Addressing poverty through rights
At Maytree we are very interested in human rights. Canada is of course governed by our Bill of Rights and our Charter of Rights and Freedoms. We are also signatory to a number of international rights agreements including the UN Universal Declaration of Human Rights, which incidentally was drafted by Canadian John Humphrey, and the International Covenant on Economic Social and Cultural Rights.
Our Charter protects political and justice rights, things like free speech, voting and fair trials. Our protections are quite robust in these areas. Our signing on to international covenants extends our rights protection into economic, social and cultural rights, things like access to work and fair pay, and to health, nutrition and good housing. There is an argument that some make in Canada that economic social and cultural rights are not “justiciable,” that they cannot be tested in court. But that is not the view of the United Nations which makes it clear that signing the covenants requires that people have access to these rights, and can pursue that access through the justice system.

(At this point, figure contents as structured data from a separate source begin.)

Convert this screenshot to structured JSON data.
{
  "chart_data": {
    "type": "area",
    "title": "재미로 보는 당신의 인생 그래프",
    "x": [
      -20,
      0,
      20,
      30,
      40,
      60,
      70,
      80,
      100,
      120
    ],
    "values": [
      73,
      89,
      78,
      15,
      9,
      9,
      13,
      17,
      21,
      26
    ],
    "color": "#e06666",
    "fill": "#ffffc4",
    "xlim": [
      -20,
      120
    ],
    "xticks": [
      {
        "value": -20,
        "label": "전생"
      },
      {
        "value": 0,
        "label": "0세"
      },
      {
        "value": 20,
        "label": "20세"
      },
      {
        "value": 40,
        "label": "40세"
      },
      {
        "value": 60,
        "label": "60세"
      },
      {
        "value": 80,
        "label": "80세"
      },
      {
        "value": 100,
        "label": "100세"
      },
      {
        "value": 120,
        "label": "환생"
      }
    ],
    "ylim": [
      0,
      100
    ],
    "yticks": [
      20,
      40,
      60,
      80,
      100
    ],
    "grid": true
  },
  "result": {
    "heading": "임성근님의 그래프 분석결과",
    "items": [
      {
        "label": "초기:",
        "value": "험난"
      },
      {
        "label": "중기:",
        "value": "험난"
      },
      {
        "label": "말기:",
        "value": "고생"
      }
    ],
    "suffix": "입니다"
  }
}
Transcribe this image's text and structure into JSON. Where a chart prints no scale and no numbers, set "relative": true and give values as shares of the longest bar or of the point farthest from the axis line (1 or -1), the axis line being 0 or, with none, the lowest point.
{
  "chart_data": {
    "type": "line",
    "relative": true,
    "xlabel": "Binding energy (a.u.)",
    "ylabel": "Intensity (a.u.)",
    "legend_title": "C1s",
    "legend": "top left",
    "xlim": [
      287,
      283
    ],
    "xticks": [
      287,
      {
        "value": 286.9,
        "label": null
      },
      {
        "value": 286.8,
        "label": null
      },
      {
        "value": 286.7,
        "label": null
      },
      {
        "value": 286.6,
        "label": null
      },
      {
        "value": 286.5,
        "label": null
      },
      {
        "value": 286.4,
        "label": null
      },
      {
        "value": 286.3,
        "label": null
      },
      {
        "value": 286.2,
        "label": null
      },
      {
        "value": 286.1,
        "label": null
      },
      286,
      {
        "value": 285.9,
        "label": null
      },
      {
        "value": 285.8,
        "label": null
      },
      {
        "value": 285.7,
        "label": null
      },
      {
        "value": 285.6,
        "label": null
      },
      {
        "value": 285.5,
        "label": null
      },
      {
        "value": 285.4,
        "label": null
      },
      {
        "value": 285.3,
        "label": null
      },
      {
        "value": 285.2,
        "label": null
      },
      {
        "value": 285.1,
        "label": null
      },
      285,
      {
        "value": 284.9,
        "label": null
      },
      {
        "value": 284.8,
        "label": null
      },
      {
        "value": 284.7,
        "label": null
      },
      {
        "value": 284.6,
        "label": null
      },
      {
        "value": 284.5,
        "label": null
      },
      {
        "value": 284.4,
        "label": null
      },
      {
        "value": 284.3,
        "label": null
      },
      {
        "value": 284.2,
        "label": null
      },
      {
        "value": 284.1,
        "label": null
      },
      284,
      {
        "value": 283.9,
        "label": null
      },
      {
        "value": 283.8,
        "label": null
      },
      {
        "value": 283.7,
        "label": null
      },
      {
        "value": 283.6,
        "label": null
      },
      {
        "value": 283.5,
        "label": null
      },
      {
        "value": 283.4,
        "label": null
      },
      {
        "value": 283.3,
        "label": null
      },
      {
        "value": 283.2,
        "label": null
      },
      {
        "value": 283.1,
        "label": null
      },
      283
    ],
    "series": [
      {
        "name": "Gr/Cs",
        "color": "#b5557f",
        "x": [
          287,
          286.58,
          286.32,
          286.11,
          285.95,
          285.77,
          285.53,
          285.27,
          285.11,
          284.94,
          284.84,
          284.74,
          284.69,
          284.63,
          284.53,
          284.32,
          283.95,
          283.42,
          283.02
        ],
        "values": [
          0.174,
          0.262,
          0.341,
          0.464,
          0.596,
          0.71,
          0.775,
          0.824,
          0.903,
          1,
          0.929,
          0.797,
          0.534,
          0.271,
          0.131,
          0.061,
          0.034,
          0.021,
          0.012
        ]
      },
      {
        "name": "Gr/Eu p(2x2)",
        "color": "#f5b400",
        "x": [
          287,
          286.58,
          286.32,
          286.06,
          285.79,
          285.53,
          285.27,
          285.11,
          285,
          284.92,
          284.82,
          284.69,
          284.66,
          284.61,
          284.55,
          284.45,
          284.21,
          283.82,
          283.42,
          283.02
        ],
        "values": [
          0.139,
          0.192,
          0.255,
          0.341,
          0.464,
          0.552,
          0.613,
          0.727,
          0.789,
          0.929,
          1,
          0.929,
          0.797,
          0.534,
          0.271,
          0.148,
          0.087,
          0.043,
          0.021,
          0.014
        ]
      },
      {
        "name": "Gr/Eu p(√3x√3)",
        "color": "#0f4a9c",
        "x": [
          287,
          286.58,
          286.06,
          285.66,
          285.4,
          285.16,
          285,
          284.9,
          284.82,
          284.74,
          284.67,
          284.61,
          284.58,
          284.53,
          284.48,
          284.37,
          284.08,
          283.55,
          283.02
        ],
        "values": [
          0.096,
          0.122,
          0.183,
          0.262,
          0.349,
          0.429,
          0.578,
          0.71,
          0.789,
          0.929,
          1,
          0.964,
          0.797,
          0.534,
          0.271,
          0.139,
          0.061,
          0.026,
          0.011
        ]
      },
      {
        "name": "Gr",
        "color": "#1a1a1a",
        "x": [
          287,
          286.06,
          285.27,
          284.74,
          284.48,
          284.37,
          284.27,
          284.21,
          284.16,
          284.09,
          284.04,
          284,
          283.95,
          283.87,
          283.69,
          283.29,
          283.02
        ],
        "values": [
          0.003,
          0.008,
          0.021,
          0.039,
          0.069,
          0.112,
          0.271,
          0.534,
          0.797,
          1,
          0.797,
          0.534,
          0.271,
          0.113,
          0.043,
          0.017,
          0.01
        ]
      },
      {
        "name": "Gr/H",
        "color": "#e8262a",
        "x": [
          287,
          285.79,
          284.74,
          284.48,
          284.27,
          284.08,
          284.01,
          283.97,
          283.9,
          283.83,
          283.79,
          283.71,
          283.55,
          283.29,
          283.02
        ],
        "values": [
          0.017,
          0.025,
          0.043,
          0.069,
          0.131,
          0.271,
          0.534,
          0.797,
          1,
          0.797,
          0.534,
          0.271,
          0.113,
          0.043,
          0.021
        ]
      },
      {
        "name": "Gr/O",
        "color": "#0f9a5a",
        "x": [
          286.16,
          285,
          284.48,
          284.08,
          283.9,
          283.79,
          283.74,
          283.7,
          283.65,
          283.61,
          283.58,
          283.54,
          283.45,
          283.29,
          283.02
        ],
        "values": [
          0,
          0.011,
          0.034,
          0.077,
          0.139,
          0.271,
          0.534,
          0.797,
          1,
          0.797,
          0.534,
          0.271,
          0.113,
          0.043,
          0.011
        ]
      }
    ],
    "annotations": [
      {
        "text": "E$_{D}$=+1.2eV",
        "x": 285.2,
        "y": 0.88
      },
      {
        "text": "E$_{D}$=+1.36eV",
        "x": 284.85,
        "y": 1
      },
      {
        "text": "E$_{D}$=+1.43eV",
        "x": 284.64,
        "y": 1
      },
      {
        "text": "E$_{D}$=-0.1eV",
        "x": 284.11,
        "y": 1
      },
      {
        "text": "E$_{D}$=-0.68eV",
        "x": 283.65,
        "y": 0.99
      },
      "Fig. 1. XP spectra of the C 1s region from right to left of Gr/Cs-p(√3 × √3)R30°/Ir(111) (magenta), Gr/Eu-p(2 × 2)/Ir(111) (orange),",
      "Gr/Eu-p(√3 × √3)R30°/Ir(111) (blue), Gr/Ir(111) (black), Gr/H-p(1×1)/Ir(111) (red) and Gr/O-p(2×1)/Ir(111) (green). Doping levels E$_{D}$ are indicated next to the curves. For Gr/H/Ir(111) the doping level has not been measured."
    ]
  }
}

It is important to understand that rights inhere in people. We hold these rights because we are human. They are not granted by governments or some other entity. When governments recognize these rights, they accept the obligation to protect them. So when Canada signed on to the International Covenant on Economic Social and Cultural Rights, it said it would protect those rights for people living in Canada.
And it does not obligate just the federal government, but all subnational governments, including municipal governments. Before signing the UN agreements, the federal government had to seek the written approval of the provinces, which it did. The UN required this agreement by the subnational governments to ensure that Canada could carry out its commitment, given the political structure of our federation. Because municipalities are creatures of the provinces as set out in the Constitution Act, it also implicates municipal governments who therefore have an obligation to protect these rights.

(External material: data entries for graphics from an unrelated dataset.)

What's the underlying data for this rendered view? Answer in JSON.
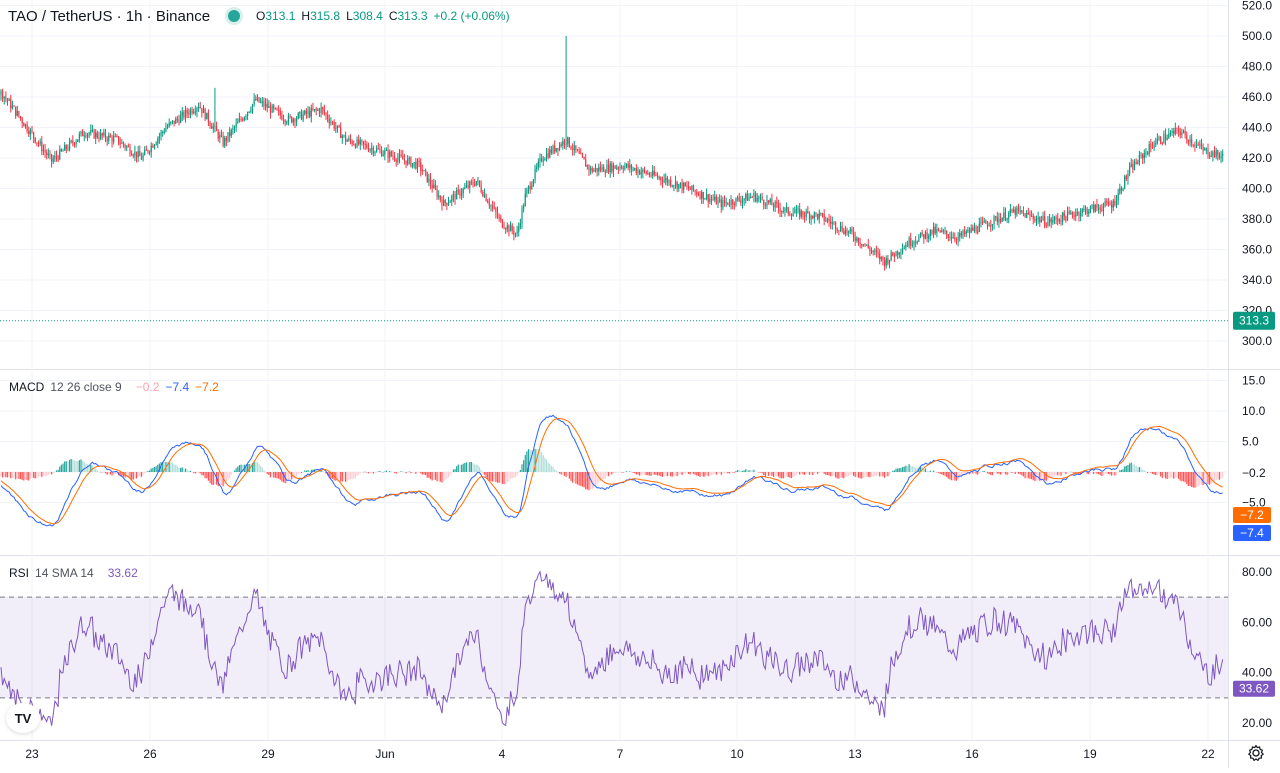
{
  "header": {
    "symbol": "TAO / TetherUS · 1h · Binance",
    "o_label": "O",
    "o_value": "313.1",
    "h_label": "H",
    "h_value": "315.8",
    "l_label": "L",
    "l_value": "308.4",
    "c_label": "C",
    "c_value": "313.3",
    "change": "+0.2 (+0.06%)"
  },
  "macd_title": {
    "name": "MACD",
    "params": "12 26 close 9",
    "hist": "−0.2",
    "macd": "−7.4",
    "signal": "−7.2"
  },
  "rsi_title": {
    "name": "RSI",
    "params": "14 SMA 14",
    "value": "33.62"
  },
  "logo_text": "TV",
  "colors": {
    "up": "#089981",
    "down": "#f23645",
    "macd": "#2962ff",
    "signal": "#ff6d00",
    "rsi": "#7e57c2",
    "band": "#7e57c2"
  },
  "chart_data": [
    {
      "type": "candlestick",
      "title": "TAO / TetherUS · 1h · Binance",
      "xlabel": "",
      "ylabel": "",
      "x_ticks": [
        "23",
        "26",
        "29",
        "Jun",
        "4",
        "7",
        "10",
        "13",
        "16",
        "19",
        "22"
      ],
      "y_ticks": [
        300,
        320,
        340,
        360,
        380,
        400,
        420,
        440,
        460,
        480,
        500,
        520
      ],
      "ylim": [
        290,
        520
      ],
      "last_price": 313.3,
      "last_price_label": "313.3",
      "last_ohlc": {
        "open": 313.1,
        "high": 315.8,
        "low": 308.4,
        "close": 313.3
      },
      "bars_per_day": 24,
      "anchors": [
        [
          0,
          470
        ],
        [
          8,
          475
        ],
        [
          30,
          462
        ],
        [
          45,
          440
        ],
        [
          60,
          418
        ],
        [
          80,
          437
        ],
        [
          100,
          432
        ],
        [
          115,
          420
        ],
        [
          130,
          440
        ],
        [
          150,
          455
        ],
        [
          165,
          430
        ],
        [
          185,
          458
        ],
        [
          205,
          445
        ],
        [
          225,
          452
        ],
        [
          240,
          432
        ],
        [
          260,
          425
        ],
        [
          285,
          415
        ],
        [
          300,
          390
        ],
        [
          320,
          405
        ],
        [
          335,
          378
        ],
        [
          345,
          370
        ],
        [
          350,
          395
        ],
        [
          360,
          420
        ],
        [
          375,
          432
        ],
        [
          390,
          412
        ],
        [
          410,
          415
        ],
        [
          430,
          408
        ],
        [
          450,
          400
        ],
        [
          470,
          390
        ],
        [
          490,
          395
        ],
        [
          510,
          385
        ],
        [
          530,
          382
        ],
        [
          550,
          370
        ],
        [
          570,
          352
        ],
        [
          585,
          365
        ],
        [
          600,
          372
        ],
        [
          615,
          368
        ],
        [
          630,
          376
        ],
        [
          650,
          385
        ],
        [
          670,
          378
        ],
        [
          690,
          385
        ],
        [
          710,
          390
        ],
        [
          720,
          412
        ],
        [
          735,
          430
        ],
        [
          750,
          438
        ],
        [
          765,
          425
        ],
        [
          780,
          420
        ],
        [
          800,
          425
        ],
        [
          810,
          395
        ],
        [
          825,
          392
        ],
        [
          840,
          398
        ],
        [
          855,
          368
        ],
        [
          870,
          363
        ],
        [
          885,
          372
        ],
        [
          900,
          368
        ],
        [
          920,
          356
        ],
        [
          940,
          365
        ],
        [
          960,
          362
        ],
        [
          975,
          370
        ],
        [
          990,
          378
        ],
        [
          1005,
          385
        ],
        [
          1015,
          360
        ],
        [
          1030,
          348
        ],
        [
          1040,
          338
        ],
        [
          1055,
          352
        ],
        [
          1070,
          350
        ],
        [
          1085,
          365
        ],
        [
          1100,
          360
        ],
        [
          1115,
          352
        ],
        [
          1130,
          350
        ],
        [
          1145,
          356
        ],
        [
          1160,
          340
        ],
        [
          1175,
          342
        ],
        [
          1185,
          340
        ],
        [
          1195,
          320
        ],
        [
          1205,
          312
        ],
        [
          1212,
          313.3
        ]
      ],
      "spikes": [
        {
          "x": 375,
          "high": 500
        },
        {
          "x": 160,
          "high": 466
        }
      ]
    },
    {
      "type": "line",
      "title": "MACD 12 26 close 9",
      "y_ticks": [
        15.0,
        10.0,
        5.0,
        0,
        -5.0
      ],
      "y_tick_labels": [
        "15.0",
        "10.0",
        "5.0",
        "",
        "−5.0"
      ],
      "ylim": [
        -12,
        15.5
      ],
      "series": [
        {
          "name": "MACD",
          "color": "#2962ff",
          "last": -7.4,
          "last_label": "−7.4"
        },
        {
          "name": "Signal",
          "color": "#ff6d00",
          "last": -7.2,
          "last_label": "−7.2"
        },
        {
          "name": "Histogram",
          "last": -0.2,
          "last_label": "−0.2"
        }
      ]
    },
    {
      "type": "line",
      "title": "RSI 14 SMA 14",
      "y_ticks": [
        20,
        40,
        60,
        80
      ],
      "y_tick_labels": [
        "20.00",
        "40.00",
        "60.00",
        "80.00"
      ],
      "ylim": [
        15,
        83
      ],
      "band": [
        30,
        70
      ],
      "series": [
        {
          "name": "RSI",
          "color": "#7e57c2",
          "last": 33.62,
          "last_label": "33.62"
        }
      ]
    }
  ]
}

And there is an attendant obligation to protect these rights to the extent of “all available resources.” This means that simply choosing not to afford something is in violation of those obligations. Of course there is a test of reasonableness, but if studies of tax revenue hills indicate that there is much more room to increase revenues without incurring significant tax avoidance behaviour then that revenue must be pursued if it is to be used to protect rights.
So, for example, if there is deteriorating public housing stock that is unhealthy or unsafe, it must be fixed. If children are going to school hungry, they must be fed. Doing so is not a choice, but an obligation of municipal officials under our rights regime.
Using the rights lens puts a different frame on political office. It means that there is an actual job to do, to house the under-housed, to feed the hungry, to make sure the sick have access to good health care, all of this alongside the usual municipal mandates set out in provincial laws. Of course our better mayors and councillors have known this for years, and indeed it is what draws them to public service. They work hard to improve their communities, even if they don’t explicitly employ a rights lens in the way they frame their job. I suspect that those of you in this room are in this group, which is why you have chosen to be here today.
But there are other people for whom the winning and holding of public office is the end, and all the rest seems to be a set of free choices they get to make based on an ideology or an idea that comes to them. Our human rights obligations put the challenge to them, and it might be a challenge some day in a court of law.
I think the next few days will be rich in content, ideas and spirit. We have a chance here to form the relationships and alliances that can set us on the path to Senator Croll’s mission for us to end our national shame.